Treatment With Tβ4 Reduces the Incidence of Foot Fault

The incidence of forelimb footfaults during baseline (preoperatively) was about 4–5% (Fig. 1B). TBI significantly increased the occurrence of right forelimb footfaults contralateral to the TBI at 1 to 35 days postinjury compared with the preinjury baseline and sham controls (p < 0.05). Treatment with Tβ4 significantly reduced the number of contralateral forelimb footfaults at 7 to 35 days after TBI compared with treatment with saline (that is, for Days 7, 14, 21, 28 and 35, p = 0.002, 0.011, 0.027, 0.023, and 0.035, respectively).

Similar foot fault results were found for the contralateral hindlimb (Fig. 1C). As compared to preinjury baseline and sham controls, TBI significantly increased the incidence of contralateral hindlimb footfaults at 1 to 35 days post-injury (that is, for Days 1, 4, 7, 14, 21, 28 and 35, p = 0.007, 0.003, 0.014, 0.006, 0.001, 0.022, and 0.036, respectively). Treatment with Tβ4 significantly reduced the number of contralateral hindlimb footfaults at 7 to 28 days after TBI compared to treatment with saline (i.e., for Days 7, 14, 21, 28, and 35, p = 0.011, 0.005, 0.020, 0.008, and 0.032, respectively).
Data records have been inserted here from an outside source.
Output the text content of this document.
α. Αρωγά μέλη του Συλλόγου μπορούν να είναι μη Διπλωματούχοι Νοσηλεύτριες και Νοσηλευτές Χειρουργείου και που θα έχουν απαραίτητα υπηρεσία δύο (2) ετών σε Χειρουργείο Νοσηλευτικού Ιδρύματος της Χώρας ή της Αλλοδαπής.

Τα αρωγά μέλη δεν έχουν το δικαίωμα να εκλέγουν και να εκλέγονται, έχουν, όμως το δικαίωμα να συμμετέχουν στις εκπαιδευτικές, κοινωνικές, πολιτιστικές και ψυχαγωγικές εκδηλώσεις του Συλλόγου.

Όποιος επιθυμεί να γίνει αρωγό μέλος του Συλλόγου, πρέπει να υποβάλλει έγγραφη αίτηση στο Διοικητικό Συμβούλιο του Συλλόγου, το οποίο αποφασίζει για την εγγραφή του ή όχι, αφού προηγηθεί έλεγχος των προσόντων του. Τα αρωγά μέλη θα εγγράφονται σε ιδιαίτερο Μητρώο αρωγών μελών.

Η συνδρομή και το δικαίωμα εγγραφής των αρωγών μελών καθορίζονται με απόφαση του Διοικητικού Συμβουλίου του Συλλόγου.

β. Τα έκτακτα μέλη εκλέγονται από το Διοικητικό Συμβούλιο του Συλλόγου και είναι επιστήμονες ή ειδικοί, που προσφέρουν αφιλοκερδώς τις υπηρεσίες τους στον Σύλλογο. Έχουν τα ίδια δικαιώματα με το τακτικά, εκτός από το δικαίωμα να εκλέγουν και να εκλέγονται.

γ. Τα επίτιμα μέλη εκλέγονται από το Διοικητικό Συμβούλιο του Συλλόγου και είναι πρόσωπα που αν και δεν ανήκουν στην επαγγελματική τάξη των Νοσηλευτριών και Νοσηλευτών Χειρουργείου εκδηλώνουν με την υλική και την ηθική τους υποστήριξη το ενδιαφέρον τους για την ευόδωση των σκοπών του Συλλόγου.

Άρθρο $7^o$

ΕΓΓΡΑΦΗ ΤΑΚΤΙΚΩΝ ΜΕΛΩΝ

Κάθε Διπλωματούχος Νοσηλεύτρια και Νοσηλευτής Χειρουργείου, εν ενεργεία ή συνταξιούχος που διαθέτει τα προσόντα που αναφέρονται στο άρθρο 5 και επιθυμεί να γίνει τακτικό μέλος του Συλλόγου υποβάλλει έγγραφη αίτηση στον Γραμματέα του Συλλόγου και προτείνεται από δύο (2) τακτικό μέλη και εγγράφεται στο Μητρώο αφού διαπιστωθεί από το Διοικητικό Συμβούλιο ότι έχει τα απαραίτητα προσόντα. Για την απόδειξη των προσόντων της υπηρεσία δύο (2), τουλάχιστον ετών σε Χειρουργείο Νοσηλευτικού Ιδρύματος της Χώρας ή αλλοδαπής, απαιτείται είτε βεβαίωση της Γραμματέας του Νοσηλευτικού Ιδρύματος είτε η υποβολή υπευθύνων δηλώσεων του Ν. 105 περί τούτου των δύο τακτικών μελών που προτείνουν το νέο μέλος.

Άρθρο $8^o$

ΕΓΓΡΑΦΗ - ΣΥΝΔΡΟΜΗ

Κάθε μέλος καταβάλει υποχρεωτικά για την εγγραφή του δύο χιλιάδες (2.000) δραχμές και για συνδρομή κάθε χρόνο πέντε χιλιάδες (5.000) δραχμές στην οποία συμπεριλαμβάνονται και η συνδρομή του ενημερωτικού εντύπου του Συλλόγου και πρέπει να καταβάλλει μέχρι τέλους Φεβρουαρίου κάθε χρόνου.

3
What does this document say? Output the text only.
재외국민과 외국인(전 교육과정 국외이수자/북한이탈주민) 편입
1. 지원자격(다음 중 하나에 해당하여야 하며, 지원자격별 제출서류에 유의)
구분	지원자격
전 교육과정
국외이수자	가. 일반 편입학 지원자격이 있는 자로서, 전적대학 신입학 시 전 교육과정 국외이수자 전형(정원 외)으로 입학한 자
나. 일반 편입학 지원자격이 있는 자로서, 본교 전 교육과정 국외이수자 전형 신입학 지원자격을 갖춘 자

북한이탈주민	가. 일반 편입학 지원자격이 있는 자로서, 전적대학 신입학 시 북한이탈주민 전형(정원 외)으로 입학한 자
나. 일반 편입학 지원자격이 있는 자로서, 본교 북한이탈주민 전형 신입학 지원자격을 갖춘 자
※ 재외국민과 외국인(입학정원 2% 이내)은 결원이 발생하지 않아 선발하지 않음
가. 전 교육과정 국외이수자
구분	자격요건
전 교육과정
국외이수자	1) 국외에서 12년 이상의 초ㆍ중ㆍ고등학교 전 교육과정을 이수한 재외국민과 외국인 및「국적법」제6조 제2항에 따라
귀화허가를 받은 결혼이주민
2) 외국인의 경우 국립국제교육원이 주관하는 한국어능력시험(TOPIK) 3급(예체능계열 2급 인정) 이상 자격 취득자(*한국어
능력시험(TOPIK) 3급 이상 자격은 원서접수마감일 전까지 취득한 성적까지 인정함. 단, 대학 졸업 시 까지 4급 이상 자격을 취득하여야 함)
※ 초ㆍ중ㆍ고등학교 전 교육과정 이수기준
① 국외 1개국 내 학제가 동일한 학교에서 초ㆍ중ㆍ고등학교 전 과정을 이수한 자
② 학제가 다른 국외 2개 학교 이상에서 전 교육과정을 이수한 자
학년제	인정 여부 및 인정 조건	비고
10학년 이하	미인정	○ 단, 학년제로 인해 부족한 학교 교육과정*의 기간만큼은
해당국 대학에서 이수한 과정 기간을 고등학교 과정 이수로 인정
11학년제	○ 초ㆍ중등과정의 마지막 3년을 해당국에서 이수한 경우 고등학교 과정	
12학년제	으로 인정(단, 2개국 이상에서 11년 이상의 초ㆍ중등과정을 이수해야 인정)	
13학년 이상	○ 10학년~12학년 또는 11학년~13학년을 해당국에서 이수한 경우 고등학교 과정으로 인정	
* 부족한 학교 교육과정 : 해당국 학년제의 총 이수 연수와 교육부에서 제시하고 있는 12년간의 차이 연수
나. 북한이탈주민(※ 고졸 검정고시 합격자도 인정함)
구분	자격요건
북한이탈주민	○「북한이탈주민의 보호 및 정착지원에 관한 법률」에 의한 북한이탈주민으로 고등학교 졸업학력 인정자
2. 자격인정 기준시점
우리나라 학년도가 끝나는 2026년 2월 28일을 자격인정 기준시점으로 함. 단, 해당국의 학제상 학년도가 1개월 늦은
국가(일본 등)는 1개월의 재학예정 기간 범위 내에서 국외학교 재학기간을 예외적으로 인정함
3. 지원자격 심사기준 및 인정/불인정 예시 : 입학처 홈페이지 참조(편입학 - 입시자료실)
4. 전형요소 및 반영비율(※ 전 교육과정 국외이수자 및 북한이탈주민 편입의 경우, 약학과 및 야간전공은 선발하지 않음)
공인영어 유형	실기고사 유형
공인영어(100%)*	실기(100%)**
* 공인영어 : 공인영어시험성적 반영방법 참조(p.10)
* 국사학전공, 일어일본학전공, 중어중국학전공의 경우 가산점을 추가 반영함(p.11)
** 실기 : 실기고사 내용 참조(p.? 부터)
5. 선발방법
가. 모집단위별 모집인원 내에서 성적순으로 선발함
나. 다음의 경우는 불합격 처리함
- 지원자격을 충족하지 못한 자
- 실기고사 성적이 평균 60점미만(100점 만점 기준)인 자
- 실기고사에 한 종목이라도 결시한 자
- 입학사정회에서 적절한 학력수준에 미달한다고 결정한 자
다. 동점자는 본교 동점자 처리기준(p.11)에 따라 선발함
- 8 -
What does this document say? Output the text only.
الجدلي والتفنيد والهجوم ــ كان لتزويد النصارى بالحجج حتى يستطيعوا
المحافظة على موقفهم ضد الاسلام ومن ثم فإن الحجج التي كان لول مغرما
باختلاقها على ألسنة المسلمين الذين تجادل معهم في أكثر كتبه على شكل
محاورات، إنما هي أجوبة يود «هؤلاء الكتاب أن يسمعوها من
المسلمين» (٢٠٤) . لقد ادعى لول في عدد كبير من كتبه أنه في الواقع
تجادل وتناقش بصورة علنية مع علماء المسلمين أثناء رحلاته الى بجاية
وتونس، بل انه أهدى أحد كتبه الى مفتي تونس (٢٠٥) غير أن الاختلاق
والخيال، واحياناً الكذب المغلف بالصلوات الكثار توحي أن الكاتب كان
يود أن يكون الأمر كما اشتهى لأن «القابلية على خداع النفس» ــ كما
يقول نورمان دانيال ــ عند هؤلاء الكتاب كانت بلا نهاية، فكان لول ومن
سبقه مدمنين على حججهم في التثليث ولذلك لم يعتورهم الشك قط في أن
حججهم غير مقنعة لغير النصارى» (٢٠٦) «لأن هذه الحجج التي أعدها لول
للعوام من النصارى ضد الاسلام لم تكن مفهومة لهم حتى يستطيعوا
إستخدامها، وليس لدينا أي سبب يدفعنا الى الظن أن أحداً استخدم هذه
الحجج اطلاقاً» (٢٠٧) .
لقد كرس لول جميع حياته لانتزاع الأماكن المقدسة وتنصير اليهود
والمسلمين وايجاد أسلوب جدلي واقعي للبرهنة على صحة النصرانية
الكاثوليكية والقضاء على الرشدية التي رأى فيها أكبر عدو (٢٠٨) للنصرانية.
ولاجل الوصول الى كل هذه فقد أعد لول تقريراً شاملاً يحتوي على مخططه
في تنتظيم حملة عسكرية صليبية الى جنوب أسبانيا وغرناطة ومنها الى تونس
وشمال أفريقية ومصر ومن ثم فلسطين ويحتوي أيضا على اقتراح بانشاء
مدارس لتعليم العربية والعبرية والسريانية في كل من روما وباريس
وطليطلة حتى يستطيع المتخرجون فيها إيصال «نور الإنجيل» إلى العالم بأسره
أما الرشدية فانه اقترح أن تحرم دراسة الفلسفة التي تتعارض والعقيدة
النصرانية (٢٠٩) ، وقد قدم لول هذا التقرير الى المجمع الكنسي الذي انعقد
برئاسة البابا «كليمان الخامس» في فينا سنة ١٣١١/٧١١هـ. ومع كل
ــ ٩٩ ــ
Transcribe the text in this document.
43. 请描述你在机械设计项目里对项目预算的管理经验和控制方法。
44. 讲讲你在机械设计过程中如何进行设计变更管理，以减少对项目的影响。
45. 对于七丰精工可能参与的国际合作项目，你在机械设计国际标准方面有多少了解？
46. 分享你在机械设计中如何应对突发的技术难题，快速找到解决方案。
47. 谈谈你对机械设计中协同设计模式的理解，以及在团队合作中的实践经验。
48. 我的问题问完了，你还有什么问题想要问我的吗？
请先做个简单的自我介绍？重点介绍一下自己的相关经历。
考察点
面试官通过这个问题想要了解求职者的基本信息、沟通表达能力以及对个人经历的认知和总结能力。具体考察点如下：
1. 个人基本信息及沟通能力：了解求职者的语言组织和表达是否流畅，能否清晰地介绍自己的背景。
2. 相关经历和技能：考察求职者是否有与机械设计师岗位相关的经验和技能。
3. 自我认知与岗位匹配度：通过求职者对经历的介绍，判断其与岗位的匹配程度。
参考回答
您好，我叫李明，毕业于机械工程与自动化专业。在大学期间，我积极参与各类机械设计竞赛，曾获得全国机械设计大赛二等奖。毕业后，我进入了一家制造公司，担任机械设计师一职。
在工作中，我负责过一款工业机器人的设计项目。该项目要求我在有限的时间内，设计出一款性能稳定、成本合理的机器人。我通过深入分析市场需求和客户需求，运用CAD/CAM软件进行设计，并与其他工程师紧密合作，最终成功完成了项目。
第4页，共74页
Treatment With Tβ4 Reduces the mNSS

Figure 1D shows that there is no significant difference in the mNSS score between the saline- and Tβ4-treated groups at Days 1 and 4 post-TBI. However, significantly improved scores were measured at Days 7–35 after TBI in the Tβ4-treated group compared with the saline-treated group (that is, for Days 7, 14, 21, 28, and 35, p = 0.011, 0.023, 0.009, 0.017, and 0.005, respectively).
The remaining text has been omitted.